Люка кисло улыбнулся:
— Их не найти. Во Франции, по крайней мере. На них нет рынка, к тому же слишком много влиятельных людей заинтересовано в том, чтобы они не появлялись на свет Божий.
— Так что же там произошло?
Мы сидели с бокалами вина, в мой последний вечер в этом проклятом доме. Я уже упаковал вещи и забронировал номер в гостинице в Сен-Максиме.
— Они увезли Сульта на некоторое время. Говорят, что в Берлин, но ему удалось вернуться, где-то за год до окончания войны. Как раз вовремя, чтобы защитить завод, обосновывая это тем, что он был рентабельным предприятием.
— А я-то думал, что немцы, отступая на север, все взорвали?
Люка разъяснил с усмешкой:
— Правильно. Нередко взрывали мосты и заводы. Только церкви не трогали и мелкие фабричонки.
— Тогда почему же заводы Сульта уцелели?
Люка, казалось, колебался, оглядываясь в нерешительности, чтобы убедиться, что нас никто не подслушивает.
— Не стоило вам спрашивать об этом. Но раз уж спросили… — Он говорил шепотом. — Ходили слухи, что немцы ценили его как партнера, который был верен им до самого конца.
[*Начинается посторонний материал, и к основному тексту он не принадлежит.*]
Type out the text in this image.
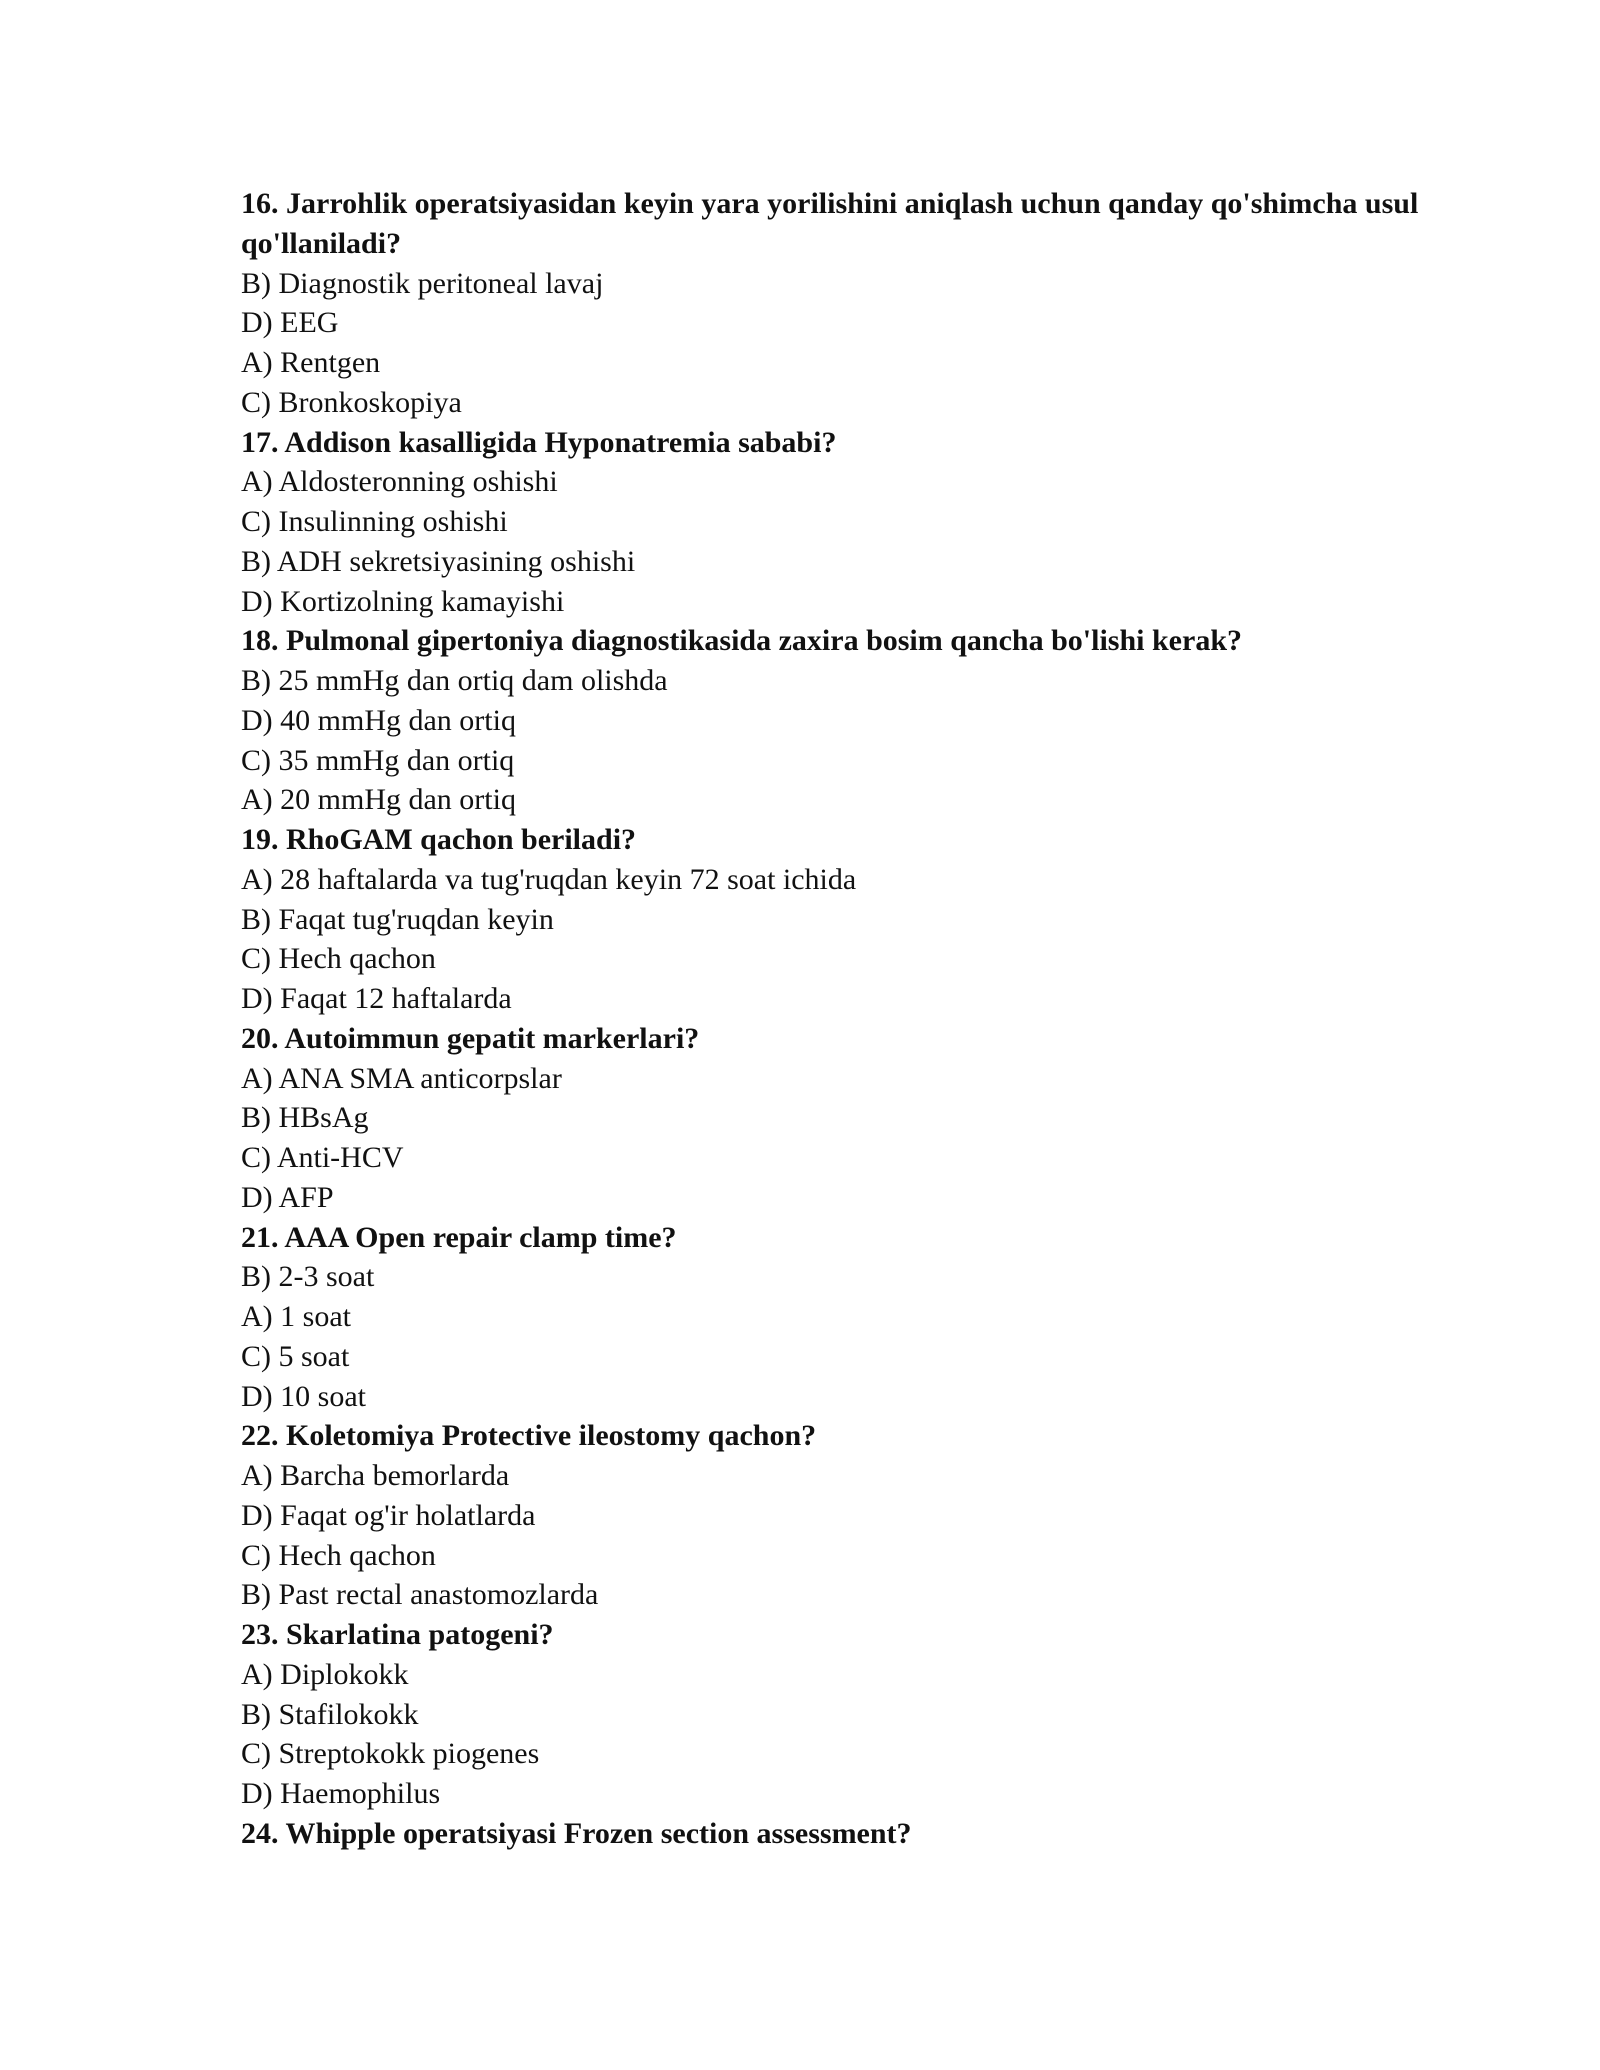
16. Jarrohlik operatsiyasidan keyin yara yorilishini aniqlash uchun qanday qo'shimcha usul qo'llaniladi?

B) Diagnostik peritoneal lavaj

D) EEG

A) Rentgen

C) Bronkoskopiya

17. Addison kasalligida Hyponatremia sababi?

A) Aldosteronning oshishi

C) Insulinning oshishi

B) ADH sekretsiyasining oshishi

D) Kortizolning kamayishi

18. Pulmonal gipertoniya diagnostikasida zaxira bosim qancha bo'lishi kerak?

B) 25 mmHg dan ortiq dam olishda

D) 40 mmHg dan ortiq

C) 35 mmHg dan ortiq

A) 20 mmHg dan ortiq

19. RhoGAM qachon beriladi?

A) 28 haftalarda va tug'ruqdan keyin 72 soat ichida

B) Faqat tug'ruqdan keyin

C) Hech qachon

D) Faqat 12 haftalarda

20. Autoimmun gepatit markerlari?

A) ANA SMA anticorpslar

B) HBsAg

C) Anti-HCV

D) AFP

21. AAA Open repair clamp time?

B) 2-3 soat

A) 1 soat

C) 5 soat

D) 10 soat

22. Koletomiya Protective ileostomy qachon?

A) Barcha bemorlarda

D) Faqat og'ir holatlarda

C) Hech qachon

B) Past rectal anastomozlarda

23. Skarlatina patogeni?

A) Diplokokk

B) Stafilokokk

C) Streptokokk piogenes

D) Haemophilus

24. Whipple operatsiyasi Frozen section assessment?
Я помню, что вскочил на ноги и уставился из окна на те чертовы деревья.
— Но… если они… ценили его, то как насчет… реакции французских властей? Возмездия? Цены, заплаченной за предательство?
Люка наморщил лоб.
— Сульт был могущественным человеком. Говорили, что он пытался купить себе прощение. Но… — он остановился.
Помню, что я налил еще вина и стал давить на него:
— Ну? И что дальше?
— Там случилась какая-то история, что-то стряслось, но это было так давно. Что-то об изнасиловании кого-то из его семьи.